Another example is in the realm of brand protection. Companies could become victims of Deepfakes by creating fake advertising campaigns that portray the brand in a negative light. This scares away customers, partners, and even prospective employees, in a spiral of financial and reputational damage to the business.
Legal steps to tackle Deepfakes
The threat of Deepfakes necessitates legal action, as legislative bodies around the world are already realizing. China enacted a series of laws in 2019 compelling content creators to disclose any Deepfake usage, and other nations have since followed suit. In 2020, South Korea criminalized the intentional sharing of Deepfakes that harm the public, and the UK laid out anti-Deep-Fake laws specifically around faked pornography in 2023. However, citizens of other countries and continents still remain legally unprotected from these scams and impersonations.
Lawsuits and Prosecution
Deepfakes represent a complete violation of autonomy and intellectual property, and scammers often create them to support even more crimes. As slow-moving legislative bodies struggle to keep up with the evolving technology, victims look to the courts. Victims can file civil lawsuits to claim damages and curb the spread of fake content. In November 2023, the actress Scarlett Johansson began legal proceedings against a company that Deepfaked her voice and her likeness to promote their platform. The AI firm allegedly generated her image and voice to demonstrate how realistically its users could Deepfake a celebrity of their choice.

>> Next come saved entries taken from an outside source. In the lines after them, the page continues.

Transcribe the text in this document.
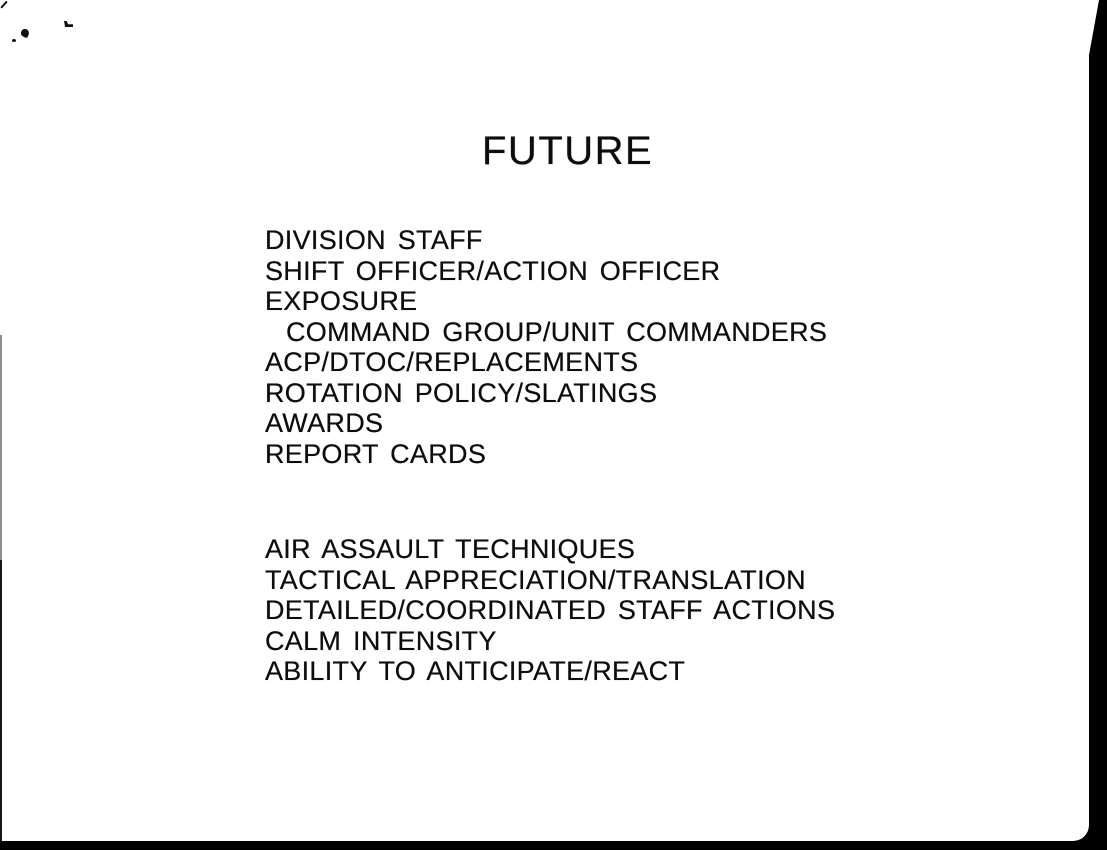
FUTURE
DIVISION STAFF
SHIFT OFFICER/ACTION OFFICER
EXPOSURE
COMMAND GROUP/UNIT COMMANDERS
ACP/DTOC/REPLACEMENTS
ROTATION POLICY/SLATINGS
AWARDS
REPORT CARDS
AIR ASSAULT TECHNIQUES
TACTICAL APPRECIATION/TRANSLATION
DETAILED/COORDINATED STAFF ACTIONS
CALM INTENSITY
ABILITY TO ANTICIPATE/REACT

In some cases, law enforcement agencies could intervene to criminally prosecute the creators of Deepfakes, especially if laws are violated. Many expect that the recent Deepfake case around Taylor Swift will precipitate a criminal investigation and legal suits, while further catalyzing international legislation. In the meantime, businesses and VIP stakeholders must act fast to protect themselves from the next wake of attacks.
The Fight against Deepfakes: EBRAND solutions
Fortunately, EBRAND solutions specialize in detecting, monitoring, and eliminating infringements from the internet. These include digital attacks and infringements, both to companies and individuals, and the tools dovetail effectively in the fight against Deepfakes. While Deepfake techniques use AI technology to improve their imitations, EBRAND’s Digital Risk Protection platform also uses deep learning to identify attacks across 1,000+ online channels and data sources. Deepfakes spread fast online, but comprehensive risk protection lets you detect and mitigate infringements at scale, from web content to social platforms and even the dark web, across text and image formats.
In particular, the VIP and Executive Protection solution packages the tools you need to defend yourself against scams, reputational damage, and theft of your intellectual property. These services include:
We invest in advanced detection technologies for Deepfakes to stop the spread of fake content.
Monitoring and Early Warning Systems
Our platform implements smart systems that monitor different channels on the internet and provide early warnings about potential threats from Deepfakes.
Legal Advice and Support
EBRAND offers comprehensive legal resources and advice to brands and public figures to respond appropriately to Deepfakes and initiate legal actions.
Deepfakes pose a serious threat to personal rights and brand protection. Through the combination of technological innovations, monitoring, and legal measures, brands and individuals can preserve their integrity online. Technical solutions, like EBRAND Digital Risk Protection, give Deepfake targets control over their image rights, using AI for good rather than harm. Deploying advanced solutions helps brands and public figures protect themselves, and their audiences, while making the internet a safer place for all.